Though it’s not required, you’ll get the best results with Mandrill if you set up DKIM and SPF records for any domains you’ll be using to send email through Mandrill. This helps Mandrill and other servers down the line confirm that you’re indeed the owner of the sending domain (or at least have access to edit the DNS zone file), which increases your chances even more that your messages will arrive in your customers’ inboxes.

Mandrill's DKIM and SPF setup instructions

To add these records, simply follow the instructions on the Settings > Sending Domains page. You’ll need access to your domain’s DNS records in order to do so, of course, but the deliverability bump you’ll get will be well worth it.

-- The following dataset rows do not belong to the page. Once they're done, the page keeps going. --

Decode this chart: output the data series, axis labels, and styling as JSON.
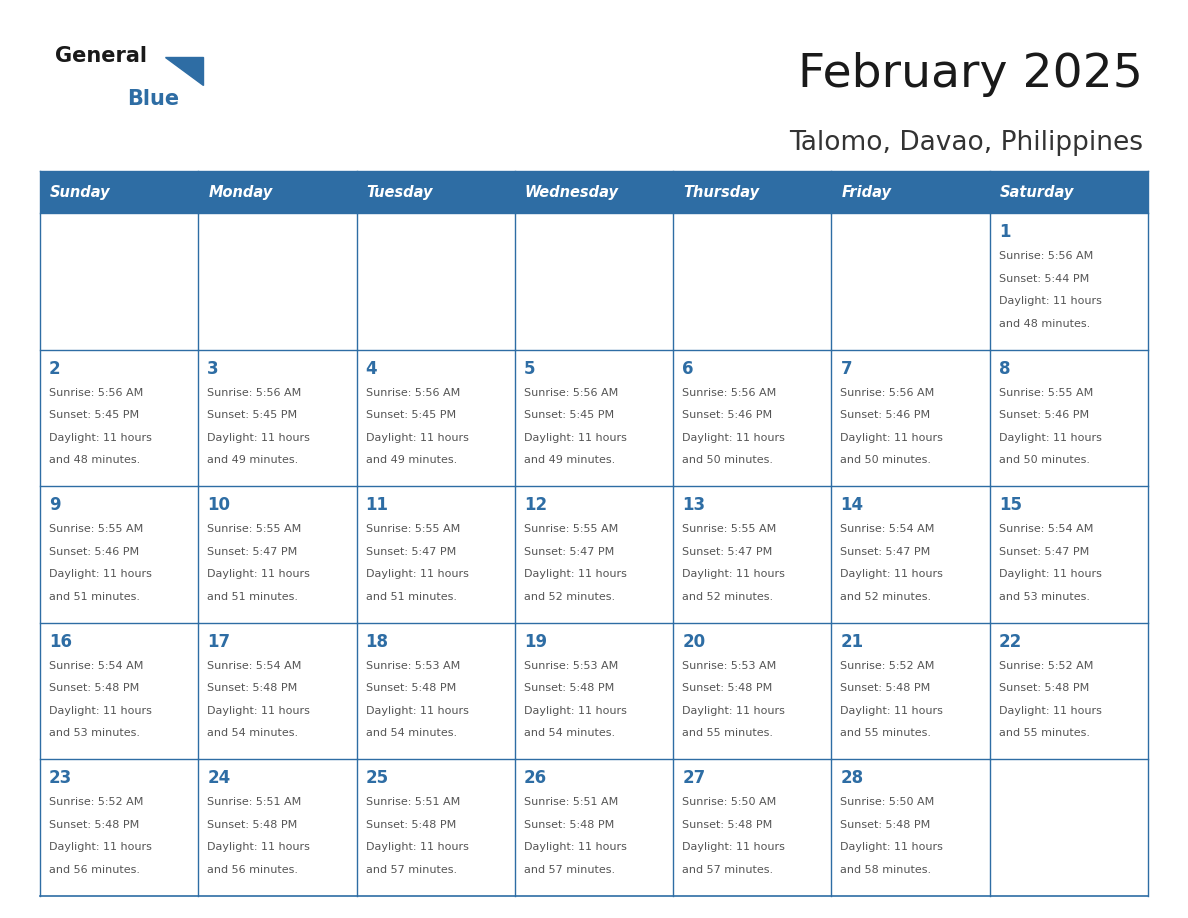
{
  "title": "February 2025",
  "subtitle": "Talomo, Davao, Philippines",
  "days_of_week": [
    "Sunday",
    "Monday",
    "Tuesday",
    "Wednesday",
    "Thursday",
    "Friday",
    "Saturday"
  ],
  "header_bg": "#2E6DA4",
  "header_text": "#FFFFFF",
  "border_color": "#2E6DA4",
  "day_number_color": "#2E6DA4",
  "text_color": "#555555",
  "logo_general_color": "#1a1a1a",
  "logo_blue_color": "#2E6DA4",
  "logo_triangle_color": "#2E6DA4",
  "calendar_data": [
    [
      null,
      null,
      null,
      null,
      null,
      null,
      {
        "day": 1,
        "sunrise": "5:56 AM",
        "sunset": "5:44 PM",
        "daylight": "11 hours and 48 minutes."
      }
    ],
    [
      {
        "day": 2,
        "sunrise": "5:56 AM",
        "sunset": "5:45 PM",
        "daylight": "11 hours and 48 minutes."
      },
      {
        "day": 3,
        "sunrise": "5:56 AM",
        "sunset": "5:45 PM",
        "daylight": "11 hours and 49 minutes."
      },
      {
        "day": 4,
        "sunrise": "5:56 AM",
        "sunset": "5:45 PM",
        "daylight": "11 hours and 49 minutes."
      },
      {
        "day": 5,
        "sunrise": "5:56 AM",
        "sunset": "5:45 PM",
        "daylight": "11 hours and 49 minutes."
      },
      {
        "day": 6,
        "sunrise": "5:56 AM",
        "sunset": "5:46 PM",
        "daylight": "11 hours and 50 minutes."
      },
      {
        "day": 7,
        "sunrise": "5:56 AM",
        "sunset": "5:46 PM",
        "daylight": "11 hours and 50 minutes."
      },
      {
        "day": 8,
        "sunrise": "5:55 AM",
        "sunset": "5:46 PM",
        "daylight": "11 hours and 50 minutes."
      }
    ],
    [
      {
        "day": 9,
        "sunrise": "5:55 AM",
        "sunset": "5:46 PM",
        "daylight": "11 hours and 51 minutes."
      },
      {
        "day": 10,
        "sunrise": "5:55 AM",
        "sunset": "5:47 PM",
        "daylight": "11 hours and 51 minutes."
      },
      {
        "day": 11,
        "sunrise": "5:55 AM",
        "sunset": "5:47 PM",
        "daylight": "11 hours and 51 minutes."
      },
      {
        "day": 12,
        "sunrise": "5:55 AM",
        "sunset": "5:47 PM",
        "daylight": "11 hours and 52 minutes."
      },
      {
        "day": 13,
        "sunrise": "5:55 AM",
        "sunset": "5:47 PM",
        "daylight": "11 hours and 52 minutes."
      },
      {
        "day": 14,
        "sunrise": "5:54 AM",
        "sunset": "5:47 PM",
        "daylight": "11 hours and 52 minutes."
      },
      {
        "day": 15,
        "sunrise": "5:54 AM",
        "sunset": "5:47 PM",
        "daylight": "11 hours and 53 minutes."
      }
    ],
    [
      {
        "day": 16,
        "sunrise": "5:54 AM",
        "sunset": "5:48 PM",
        "daylight": "11 hours and 53 minutes."
      },
      {
        "day": 17,
        "sunrise": "5:54 AM",
        "sunset": "5:48 PM",
        "daylight": "11 hours and 54 minutes."
      },
      {
        "day": 18,
        "sunrise": "5:53 AM",
        "sunset": "5:48 PM",
        "daylight": "11 hours and 54 minutes."
      },
      {
        "day": 19,
        "sunrise": "5:53 AM",
        "sunset": "5:48 PM",
        "daylight": "11 hours and 54 minutes."
      },
      {
        "day": 20,
        "sunrise": "5:53 AM",
        "sunset": "5:48 PM",
        "daylight": "11 hours and 55 minutes."
      },
      {
        "day": 21,
        "sunrise": "5:52 AM",
        "sunset": "5:48 PM",
        "daylight": "11 hours and 55 minutes."
      },
      {
        "day": 22,
        "sunrise": "5:52 AM",
        "sunset": "5:48 PM",
        "daylight": "11 hours and 55 minutes."
      }
    ],
    [
      {
        "day": 23,
        "sunrise": "5:52 AM",
        "sunset": "5:48 PM",
        "daylight": "11 hours and 56 minutes."
      },
      {
        "day": 24,
        "sunrise": "5:51 AM",
        "sunset": "5:48 PM",
        "daylight": "11 hours and 56 minutes."
      },
      {
        "day": 25,
        "sunrise": "5:51 AM",
        "sunset": "5:48 PM",
        "daylight": "11 hours and 57 minutes."
      },
      {
        "day": 26,
        "sunrise": "5:51 AM",
        "sunset": "5:48 PM",
        "daylight": "11 hours and 57 minutes."
      },
      {
        "day": 27,
        "sunrise": "5:50 AM",
        "sunset": "5:48 PM",
        "daylight": "11 hours and 57 minutes."
      },
      {
        "day": 28,
        "sunrise": "5:50 AM",
        "sunset": "5:48 PM",
        "daylight": "11 hours and 58 minutes."
      },
      null
    ]
  ]
}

Better understanding your email

Once you start sending emails with Mandrill, you’ll gain access to all kinds of useful analytics regarding the delivery, bounce, and open rates of your messages. These can be great for pinpointing users with invalid email addresses, seeing what email is being ignored, and more. You may also sign up for alerts about abnormal sending rates, billing thresholds, or an increase in bounce, rejection, and/or spam rates, all of which can hurt your sending reputation. More than anything, this detailed information about the emails being sent by your site or application increases your visibility to the automated messages being sent to your users.